Da fliehe ich entsetzt aus dem Raum oder tief in mich hinein,
aber das Wort findet seinen Weg in mein Gehirn.
Und dort fängt eine Stimme an zu flüstern.
Kein Wunder, flüstert sie, dass du keine Ruhe findest,
dass dich Erinnerungsfilme ins Chaos stürzen, du dir nachts die Albträume einfängst
– es liegt an dir, du kannst nicht vergeben.
Die alten Muster sitzen tief.
Aber was will denn jemand erreichen, der die Opfer zur Vergebung auffordert,
statt die Täter zu Schuldbekenntnis und Buße?

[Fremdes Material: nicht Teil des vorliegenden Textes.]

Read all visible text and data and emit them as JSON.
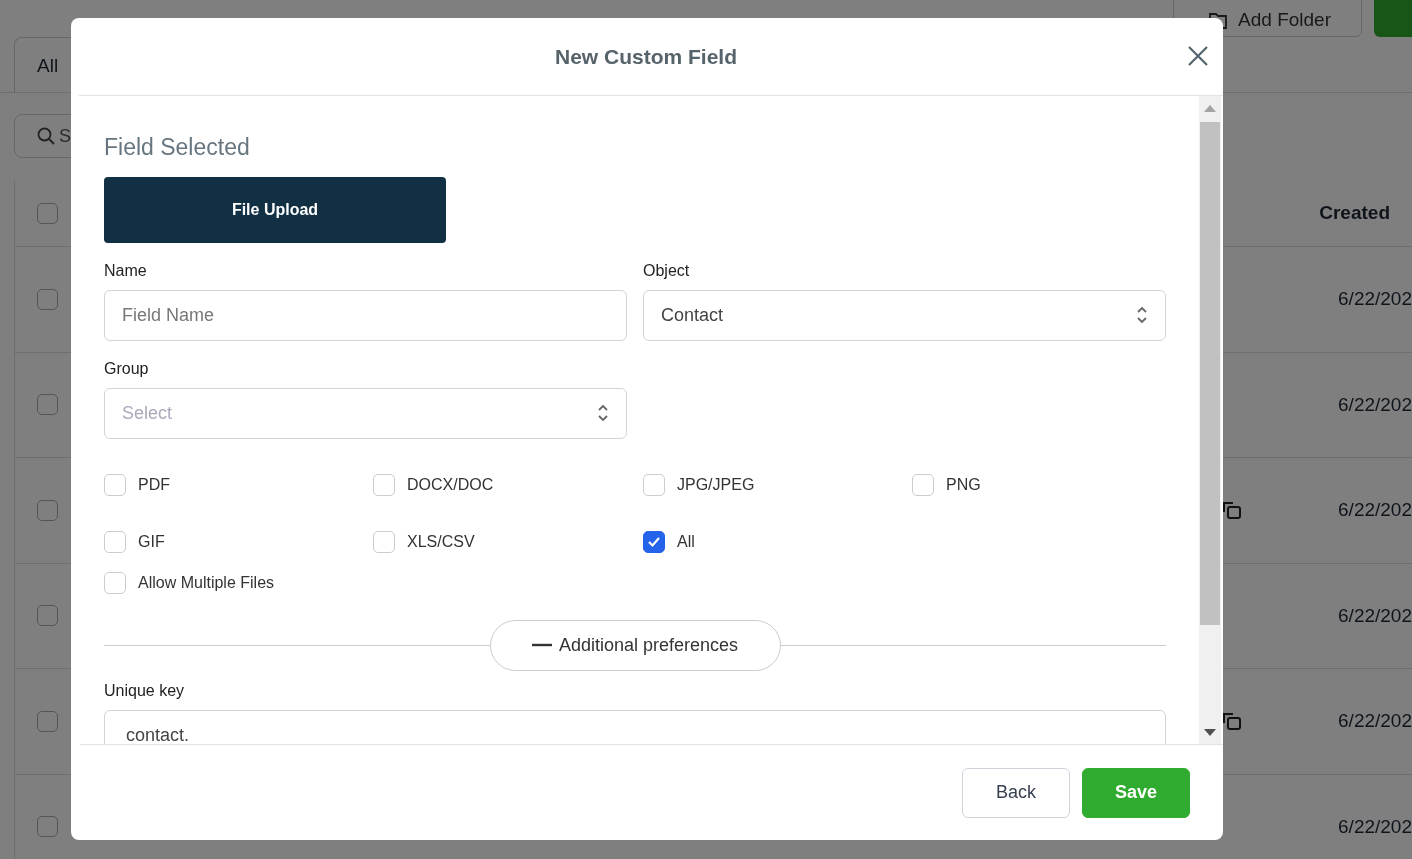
{
  "background": {
    "tab": "All",
    "add_folder_button": "Add Folder",
    "search_placeholder": "S",
    "column_header": "Created",
    "header_checked": false,
    "rows": [
      {
        "date": "6/22/202",
        "copy_icon": false,
        "checked": false
      },
      {
        "date": "6/22/202",
        "copy_icon": false,
        "checked": false
      },
      {
        "date": "6/22/202",
        "copy_icon": true,
        "checked": false
      },
      {
        "date": "6/22/202",
        "copy_icon": false,
        "checked": false
      },
      {
        "date": "6/22/202",
        "copy_icon": true,
        "checked": false
      },
      {
        "date": "6/22/202",
        "copy_icon": false,
        "checked": false
      }
    ]
  },
  "modal": {
    "title": "New Custom Field",
    "field_selected_label": "Field Selected",
    "field_type_button": "File Upload",
    "name": {
      "label": "Name",
      "placeholder": "Field Name"
    },
    "object": {
      "label": "Object",
      "value": "Contact"
    },
    "group": {
      "label": "Group",
      "placeholder": "Select"
    },
    "file_types": [
      {
        "label": "PDF",
        "checked": false
      },
      {
        "label": "DOCX/DOC",
        "checked": false
      },
      {
        "label": "JPG/JPEG",
        "checked": false
      },
      {
        "label": "PNG",
        "checked": false
      },
      {
        "label": "GIF",
        "checked": false
      },
      {
        "label": "XLS/CSV",
        "checked": false
      },
      {
        "label": "All",
        "checked": true
      }
    ],
    "allow_multiple": {
      "label": "Allow Multiple Files",
      "checked": false
    },
    "additional_preferences": {
      "label": "Additional preferences",
      "expanded": true
    },
    "unique_key": {
      "label": "Unique key",
      "value": "contact."
    },
    "buttons": [
      {
        "label": "Back",
        "kind": "secondary"
      },
      {
        "label": "Save",
        "kind": "primary"
      }
    ]
  }
}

Auch solche Gebete wären ja möglich.
Er beruhigt sein Gewissen.
Vielleicht müsste er ja sonst etwas tun,
dort wo Menschen zum Opfer werden.
Ganz konkret mit dazu beitragen,
dass die Opfer geschützt und die Täter zur Verantwortung gezogen werden.

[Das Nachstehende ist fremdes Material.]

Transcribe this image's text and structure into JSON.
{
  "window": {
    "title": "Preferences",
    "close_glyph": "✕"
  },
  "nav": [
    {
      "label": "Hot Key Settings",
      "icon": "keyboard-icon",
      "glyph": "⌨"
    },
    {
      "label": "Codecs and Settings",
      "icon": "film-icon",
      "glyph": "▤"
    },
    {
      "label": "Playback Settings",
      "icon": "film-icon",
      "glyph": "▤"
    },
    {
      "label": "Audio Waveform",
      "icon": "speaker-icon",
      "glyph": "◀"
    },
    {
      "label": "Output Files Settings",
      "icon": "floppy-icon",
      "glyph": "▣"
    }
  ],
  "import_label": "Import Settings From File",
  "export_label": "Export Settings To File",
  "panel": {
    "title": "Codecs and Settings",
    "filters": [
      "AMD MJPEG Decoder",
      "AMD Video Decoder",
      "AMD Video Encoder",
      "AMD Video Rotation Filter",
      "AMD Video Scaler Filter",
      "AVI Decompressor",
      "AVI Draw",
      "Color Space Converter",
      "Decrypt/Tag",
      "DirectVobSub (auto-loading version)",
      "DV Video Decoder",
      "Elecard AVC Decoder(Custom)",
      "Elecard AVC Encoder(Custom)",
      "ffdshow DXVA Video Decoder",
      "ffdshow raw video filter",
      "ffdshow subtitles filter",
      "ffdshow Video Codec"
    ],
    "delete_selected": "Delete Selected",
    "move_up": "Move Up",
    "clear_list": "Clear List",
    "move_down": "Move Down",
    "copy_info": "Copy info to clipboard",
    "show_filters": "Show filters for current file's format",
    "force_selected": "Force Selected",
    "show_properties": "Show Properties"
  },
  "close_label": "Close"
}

Aber dann wird für alle sichtbar, was geschehen ist.
Und was bedeutet das für den Ruf unserer Kirche?
Also ist es sehr viel klüger, die Opfer zum Schweigen zu bringen,
ihnen eine Aufgabe zu geben, die sie beschäftigt
und die sie vermutlich nie lösen werden.
Mich erinnert diese Vergebungsforderung an die Märchen,
wo derjenige, der eine tödliche Gefahr vom Königreich abwendet,
die Hand der Prinzessin versprochen bekommt.

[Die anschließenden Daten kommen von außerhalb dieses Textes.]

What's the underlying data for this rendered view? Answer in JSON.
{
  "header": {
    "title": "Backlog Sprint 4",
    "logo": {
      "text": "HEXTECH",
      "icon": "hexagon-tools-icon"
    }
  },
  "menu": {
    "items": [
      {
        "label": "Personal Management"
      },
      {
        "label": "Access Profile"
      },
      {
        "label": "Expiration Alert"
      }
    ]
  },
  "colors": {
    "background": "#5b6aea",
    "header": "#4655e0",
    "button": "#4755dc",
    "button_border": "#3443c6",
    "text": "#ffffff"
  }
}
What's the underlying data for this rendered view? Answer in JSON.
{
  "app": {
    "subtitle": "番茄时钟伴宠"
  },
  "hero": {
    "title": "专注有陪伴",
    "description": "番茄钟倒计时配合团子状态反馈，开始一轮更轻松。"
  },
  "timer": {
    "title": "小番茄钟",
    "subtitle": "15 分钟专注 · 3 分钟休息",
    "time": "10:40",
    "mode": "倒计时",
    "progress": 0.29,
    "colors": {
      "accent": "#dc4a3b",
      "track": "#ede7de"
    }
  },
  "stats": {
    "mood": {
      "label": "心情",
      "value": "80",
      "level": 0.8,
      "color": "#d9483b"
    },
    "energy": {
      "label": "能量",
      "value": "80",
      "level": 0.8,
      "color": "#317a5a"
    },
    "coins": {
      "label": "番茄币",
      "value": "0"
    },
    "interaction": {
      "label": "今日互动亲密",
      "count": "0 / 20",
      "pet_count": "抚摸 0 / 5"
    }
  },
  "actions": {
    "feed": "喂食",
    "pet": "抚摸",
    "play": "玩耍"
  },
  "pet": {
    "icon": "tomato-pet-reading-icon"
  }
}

Dann siegt er tatsächlich, kommt lebend zurück, überlebt,
und der alte König hat eine neue lebensgefährliche Aufgabe für unseren Helden.
Danach bekommt er dann sicher die Prinzessin.
So sind alle beschäftigt,
die Opfer müssen im Kampf gegen das Böse überleben.
Die Täter bleiben unsichtbar im Dunkel
und die guten Menschen können in Frieden schlafen,
zum Abendmahl gehen und während der Predigt überlegen,
was es zum Mittagessen geben wird.
Hat nicht Jesus selbst am Kreuz vergeben?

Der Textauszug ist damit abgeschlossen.